Decisão proferida pelo juiz Rafael Gonçalves de Paula nos autos nº 124/03 - 3ª Vara Criminal da Comarca de Palmas/TO:
Trata-se de auto de prisão em flagrante de Saul Rodrigues Rocha e
Hagamenon Rodrigues Rocha, que foram detidos em virtude do suposto furto de duas
(2) melancias. Instado a se manifestar, o Sr.

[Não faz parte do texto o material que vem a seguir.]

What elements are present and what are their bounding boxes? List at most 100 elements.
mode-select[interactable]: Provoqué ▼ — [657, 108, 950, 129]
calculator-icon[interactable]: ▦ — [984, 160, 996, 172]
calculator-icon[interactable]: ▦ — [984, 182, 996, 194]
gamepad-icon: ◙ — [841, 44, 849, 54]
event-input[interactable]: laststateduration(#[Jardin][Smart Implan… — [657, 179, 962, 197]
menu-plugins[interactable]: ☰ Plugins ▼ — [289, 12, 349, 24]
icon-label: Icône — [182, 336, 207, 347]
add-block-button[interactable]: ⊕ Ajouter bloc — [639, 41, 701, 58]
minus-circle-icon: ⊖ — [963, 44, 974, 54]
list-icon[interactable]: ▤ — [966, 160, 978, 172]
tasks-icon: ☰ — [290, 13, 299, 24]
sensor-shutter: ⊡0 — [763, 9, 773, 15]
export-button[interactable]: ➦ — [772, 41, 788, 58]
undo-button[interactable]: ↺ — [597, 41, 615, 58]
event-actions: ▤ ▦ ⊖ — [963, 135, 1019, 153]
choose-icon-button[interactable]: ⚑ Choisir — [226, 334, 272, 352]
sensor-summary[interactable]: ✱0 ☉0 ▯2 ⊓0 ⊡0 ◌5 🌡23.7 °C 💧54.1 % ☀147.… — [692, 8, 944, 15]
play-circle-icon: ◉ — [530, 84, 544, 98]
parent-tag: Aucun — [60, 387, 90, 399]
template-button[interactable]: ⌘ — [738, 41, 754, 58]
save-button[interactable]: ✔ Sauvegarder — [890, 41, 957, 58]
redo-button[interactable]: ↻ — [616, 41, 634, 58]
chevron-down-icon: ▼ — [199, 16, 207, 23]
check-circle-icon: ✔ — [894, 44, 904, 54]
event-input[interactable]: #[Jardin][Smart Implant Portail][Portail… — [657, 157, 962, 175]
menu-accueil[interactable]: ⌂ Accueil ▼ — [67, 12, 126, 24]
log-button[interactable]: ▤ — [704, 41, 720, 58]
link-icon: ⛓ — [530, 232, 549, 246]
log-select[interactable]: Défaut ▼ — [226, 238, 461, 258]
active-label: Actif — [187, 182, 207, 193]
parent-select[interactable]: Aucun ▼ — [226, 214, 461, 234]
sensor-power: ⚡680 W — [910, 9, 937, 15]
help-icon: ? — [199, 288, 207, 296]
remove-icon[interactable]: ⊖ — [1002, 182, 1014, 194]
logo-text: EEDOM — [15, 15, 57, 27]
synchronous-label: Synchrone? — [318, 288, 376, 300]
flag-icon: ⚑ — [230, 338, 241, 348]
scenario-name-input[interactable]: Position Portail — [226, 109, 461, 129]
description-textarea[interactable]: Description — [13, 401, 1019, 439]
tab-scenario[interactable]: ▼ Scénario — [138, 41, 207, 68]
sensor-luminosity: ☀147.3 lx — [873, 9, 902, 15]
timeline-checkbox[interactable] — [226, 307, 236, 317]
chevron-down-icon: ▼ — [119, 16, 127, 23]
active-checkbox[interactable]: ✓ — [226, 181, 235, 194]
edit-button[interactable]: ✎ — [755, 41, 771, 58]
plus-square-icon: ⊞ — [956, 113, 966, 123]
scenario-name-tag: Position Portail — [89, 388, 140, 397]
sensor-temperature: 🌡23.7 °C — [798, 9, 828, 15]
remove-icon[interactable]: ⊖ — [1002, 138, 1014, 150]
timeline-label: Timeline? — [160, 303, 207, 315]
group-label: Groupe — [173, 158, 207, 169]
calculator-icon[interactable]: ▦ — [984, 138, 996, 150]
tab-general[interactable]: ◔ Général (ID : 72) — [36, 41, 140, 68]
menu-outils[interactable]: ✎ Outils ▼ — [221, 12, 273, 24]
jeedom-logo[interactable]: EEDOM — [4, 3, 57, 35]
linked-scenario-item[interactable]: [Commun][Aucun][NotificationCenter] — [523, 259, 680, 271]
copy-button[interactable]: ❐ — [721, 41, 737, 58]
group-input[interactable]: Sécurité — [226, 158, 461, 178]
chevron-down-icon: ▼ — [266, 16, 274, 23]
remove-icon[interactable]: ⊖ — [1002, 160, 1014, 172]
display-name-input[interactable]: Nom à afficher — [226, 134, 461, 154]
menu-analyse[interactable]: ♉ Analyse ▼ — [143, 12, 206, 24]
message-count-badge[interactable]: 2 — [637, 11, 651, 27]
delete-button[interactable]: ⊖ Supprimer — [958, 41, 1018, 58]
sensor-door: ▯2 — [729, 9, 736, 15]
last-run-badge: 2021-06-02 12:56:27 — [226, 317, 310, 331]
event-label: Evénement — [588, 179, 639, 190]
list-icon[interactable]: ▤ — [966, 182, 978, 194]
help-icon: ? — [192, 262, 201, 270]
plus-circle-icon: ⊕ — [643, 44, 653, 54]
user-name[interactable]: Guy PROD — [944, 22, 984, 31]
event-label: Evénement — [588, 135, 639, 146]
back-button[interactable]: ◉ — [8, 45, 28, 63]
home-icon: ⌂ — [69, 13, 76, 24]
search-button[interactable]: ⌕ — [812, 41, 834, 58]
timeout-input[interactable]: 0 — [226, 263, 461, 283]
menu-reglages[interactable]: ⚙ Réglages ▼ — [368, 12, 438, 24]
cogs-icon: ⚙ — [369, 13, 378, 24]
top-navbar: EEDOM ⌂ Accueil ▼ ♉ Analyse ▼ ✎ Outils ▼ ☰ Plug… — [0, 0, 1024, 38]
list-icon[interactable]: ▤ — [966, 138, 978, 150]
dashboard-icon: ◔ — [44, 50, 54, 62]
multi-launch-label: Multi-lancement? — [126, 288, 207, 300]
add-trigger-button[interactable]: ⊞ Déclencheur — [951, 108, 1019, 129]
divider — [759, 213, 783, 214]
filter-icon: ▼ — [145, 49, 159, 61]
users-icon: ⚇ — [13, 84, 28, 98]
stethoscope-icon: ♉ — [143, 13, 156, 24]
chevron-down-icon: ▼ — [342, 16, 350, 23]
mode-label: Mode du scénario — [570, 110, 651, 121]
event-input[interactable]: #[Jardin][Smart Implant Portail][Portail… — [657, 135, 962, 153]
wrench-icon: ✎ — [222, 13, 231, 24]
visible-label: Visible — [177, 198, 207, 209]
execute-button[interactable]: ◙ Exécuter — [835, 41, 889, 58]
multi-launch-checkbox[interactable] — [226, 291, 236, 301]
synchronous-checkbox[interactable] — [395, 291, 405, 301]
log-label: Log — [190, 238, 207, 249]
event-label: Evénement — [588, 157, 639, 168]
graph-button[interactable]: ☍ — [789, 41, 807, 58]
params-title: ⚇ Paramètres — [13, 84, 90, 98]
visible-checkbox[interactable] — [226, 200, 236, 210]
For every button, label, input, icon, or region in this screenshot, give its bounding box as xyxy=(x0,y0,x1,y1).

Promotor de Justiça opinou
pela manutenção dos indiciados na prisão.
Para conceder a liberdade aos indiciados, eu poderia invocar inúmeros
fundamentos: os ensinamentos de Jesus Cristo, Buda e Ghandi, o Direito Natural,
o princípio da insignificância ou bagatela, o princípio da intervenção mínima,
os princípios do chamado Direito alternativo, o furto famélico, a injustiça
da prisão de um lavrador e de um auxiliar de serviços gerais em contraposição
à liberdade dos engravatados que
sonegam milhões dos cofres públicos, o risco de se colocar os indiciados na
Universidade do Crime (o sistema penitenciário nacional),...

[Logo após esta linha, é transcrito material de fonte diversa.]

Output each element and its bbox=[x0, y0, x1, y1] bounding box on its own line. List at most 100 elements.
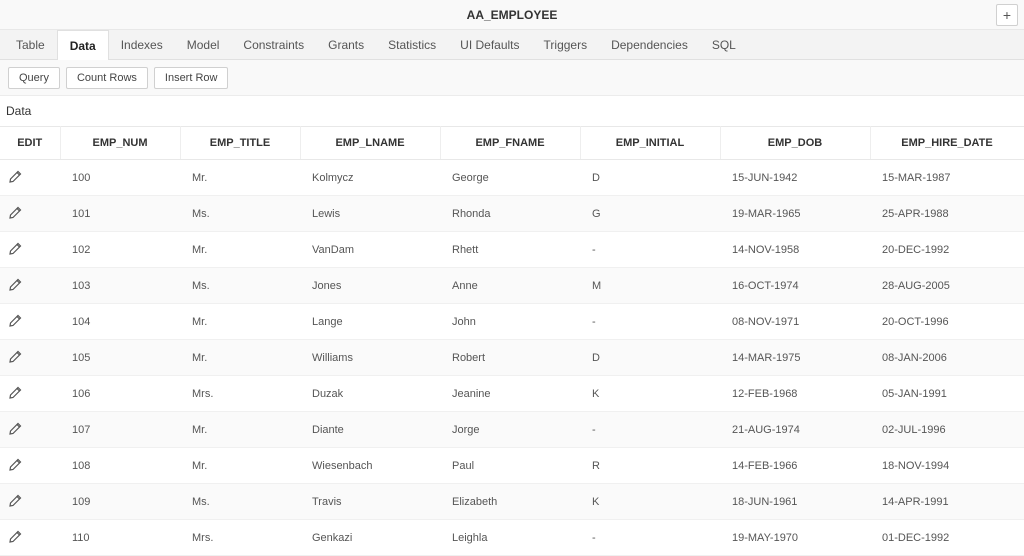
cell-dob: 12-FEB-1968 bbox=[720, 376, 870, 412]
cell-dob: 08-NOV-1971 bbox=[720, 304, 870, 340]
cell-initial: D bbox=[580, 160, 720, 196]
edit-cell bbox=[0, 160, 60, 196]
cell-num: 106 bbox=[60, 376, 180, 412]
pencil-icon[interactable] bbox=[8, 348, 24, 364]
col-emp-num[interactable]: EMP_NUM bbox=[60, 127, 180, 160]
tab-label: Grants bbox=[328, 38, 364, 52]
cell-title: Mr. bbox=[180, 412, 300, 448]
cell-dob: 19-MAR-1965 bbox=[720, 196, 870, 232]
pencil-icon[interactable] bbox=[8, 528, 24, 544]
tab-grants[interactable]: Grants bbox=[316, 30, 376, 59]
cell-lname: Lange bbox=[300, 304, 440, 340]
edit-cell bbox=[0, 484, 60, 520]
cell-hire: 05-JAN-1991 bbox=[870, 376, 1024, 412]
cell-hire: 18-NOV-1994 bbox=[870, 448, 1024, 484]
cell-title: Mrs. bbox=[180, 376, 300, 412]
cell-num: 103 bbox=[60, 268, 180, 304]
tab-sql[interactable]: SQL bbox=[700, 30, 748, 59]
cell-dob: 16-OCT-1974 bbox=[720, 268, 870, 304]
add-button[interactable]: + bbox=[996, 4, 1018, 26]
cell-fname: John bbox=[440, 304, 580, 340]
edit-cell bbox=[0, 232, 60, 268]
cell-hire: 02-JUL-1996 bbox=[870, 412, 1024, 448]
col-emp-title[interactable]: EMP_TITLE bbox=[180, 127, 300, 160]
pencil-icon[interactable] bbox=[8, 204, 24, 220]
pencil-icon[interactable] bbox=[8, 420, 24, 436]
cell-fname: Robert bbox=[440, 340, 580, 376]
cell-dob: 19-MAY-1970 bbox=[720, 520, 870, 556]
pencil-icon[interactable] bbox=[8, 312, 24, 328]
count-rows-button[interactable]: Count Rows bbox=[66, 67, 148, 89]
tab-data[interactable]: Data bbox=[57, 30, 109, 60]
tab-triggers[interactable]: Triggers bbox=[532, 30, 600, 59]
cell-title: Mr. bbox=[180, 340, 300, 376]
edit-cell bbox=[0, 376, 60, 412]
cell-fname: Leighla bbox=[440, 520, 580, 556]
table-row: 107Mr.DianteJorge-21-AUG-197402-JUL-1996 bbox=[0, 412, 1024, 448]
pencil-icon[interactable] bbox=[8, 492, 24, 508]
tab-label: Constraints bbox=[243, 38, 304, 52]
cell-fname: Anne bbox=[440, 268, 580, 304]
tab-constraints[interactable]: Constraints bbox=[231, 30, 316, 59]
cell-lname: Genkazi bbox=[300, 520, 440, 556]
tab-statistics[interactable]: Statistics bbox=[376, 30, 448, 59]
query-button[interactable]: Query bbox=[8, 67, 60, 89]
cell-initial: M bbox=[580, 268, 720, 304]
tab-label: Table bbox=[16, 38, 45, 52]
cell-title: Ms. bbox=[180, 196, 300, 232]
table-row: 104Mr.LangeJohn-08-NOV-197120-OCT-1996 bbox=[0, 304, 1024, 340]
cell-hire: 28-AUG-2005 bbox=[870, 268, 1024, 304]
cell-fname: Rhonda bbox=[440, 196, 580, 232]
cell-num: 110 bbox=[60, 520, 180, 556]
col-emp-hire-date[interactable]: EMP_HIRE_DATE bbox=[870, 127, 1024, 160]
cell-initial: D bbox=[580, 340, 720, 376]
tab-dependencies[interactable]: Dependencies bbox=[599, 30, 700, 59]
pencil-icon[interactable] bbox=[8, 240, 24, 256]
cell-initial: G bbox=[580, 196, 720, 232]
col-emp-dob[interactable]: EMP_DOB bbox=[720, 127, 870, 160]
tab-ui-defaults[interactable]: UI Defaults bbox=[448, 30, 531, 59]
toolbar: Query Count Rows Insert Row bbox=[0, 60, 1024, 96]
table-row: 100Mr.KolmyczGeorgeD15-JUN-194215-MAR-19… bbox=[0, 160, 1024, 196]
col-edit[interactable]: EDIT bbox=[0, 127, 60, 160]
table-row: 110Mrs.GenkaziLeighla-19-MAY-197001-DEC-… bbox=[0, 520, 1024, 556]
tab-indexes[interactable]: Indexes bbox=[109, 30, 175, 59]
cell-lname: Jones bbox=[300, 268, 440, 304]
pencil-icon[interactable] bbox=[8, 384, 24, 400]
tab-label: Model bbox=[187, 38, 220, 52]
section-label: Data bbox=[0, 96, 1024, 126]
pencil-icon[interactable] bbox=[8, 168, 24, 184]
table-row: 103Ms.JonesAnneM16-OCT-197428-AUG-2005 bbox=[0, 268, 1024, 304]
pencil-icon[interactable] bbox=[8, 276, 24, 292]
edit-cell bbox=[0, 304, 60, 340]
cell-num: 101 bbox=[60, 196, 180, 232]
cell-title: Mr. bbox=[180, 448, 300, 484]
cell-initial: - bbox=[580, 232, 720, 268]
cell-dob: 21-AUG-1974 bbox=[720, 412, 870, 448]
edit-cell bbox=[0, 412, 60, 448]
table-row: 106Mrs.DuzakJeanineK12-FEB-196805-JAN-19… bbox=[0, 376, 1024, 412]
cell-lname: Travis bbox=[300, 484, 440, 520]
col-emp-lname[interactable]: EMP_LNAME bbox=[300, 127, 440, 160]
cell-initial: - bbox=[580, 304, 720, 340]
tab-table[interactable]: Table bbox=[4, 30, 57, 59]
cell-fname: Jeanine bbox=[440, 376, 580, 412]
header-row: EDIT EMP_NUM EMP_TITLE EMP_LNAME EMP_FNA… bbox=[0, 127, 1024, 160]
cell-dob: 15-JUN-1942 bbox=[720, 160, 870, 196]
pencil-icon[interactable] bbox=[8, 456, 24, 472]
title-bar: AA_EMPLOYEE + bbox=[0, 0, 1024, 30]
tab-label: UI Defaults bbox=[460, 38, 519, 52]
col-emp-initial[interactable]: EMP_INITIAL bbox=[580, 127, 720, 160]
tab-label: Triggers bbox=[544, 38, 588, 52]
cell-lname: Diante bbox=[300, 412, 440, 448]
tab-model[interactable]: Model bbox=[175, 30, 232, 59]
cell-initial: K bbox=[580, 484, 720, 520]
cell-dob: 14-NOV-1958 bbox=[720, 232, 870, 268]
insert-row-button[interactable]: Insert Row bbox=[154, 67, 229, 89]
cell-dob: 14-MAR-1975 bbox=[720, 340, 870, 376]
cell-num: 108 bbox=[60, 448, 180, 484]
col-emp-fname[interactable]: EMP_FNAME bbox=[440, 127, 580, 160]
cell-initial: R bbox=[580, 448, 720, 484]
tab-label: SQL bbox=[712, 38, 736, 52]
table-row: 109Ms.TravisElizabethK18-JUN-196114-APR-… bbox=[0, 484, 1024, 520]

Poderia sustentar que duas melancias não enriquecem nem empobrecem ninguém.
Poderia aproveitar para fazer um discurso contra a situação econômica
brasileira, que mantém 95% da população sobrevivendo com o mínimo necessário.
Poderia brandir minha ira contra os neo-liberais,
o consenso de Washington, a cartilha demagógica da esquerda, a utopia do
socialismo, a colonização européia,....
Poderia dizer que George Bush joga bilhões de dólares em bombas na cabeça
dos iraquianos, enquanto bilhões de seres humanos passam fome pela Terra – e
aí, cadê a Justiça nesse mundo?
Poderia mesmo admitir minha mediocridade por não saber argumentar diante
de tamanha obviedade.
Tantas são as possibilidades que ousarei agir em total desprezo às
normas técnicas: não vou apontar nenhum desses fundamentos como razão de
decidir.
Simplesmente mandarei soltar os indiciados.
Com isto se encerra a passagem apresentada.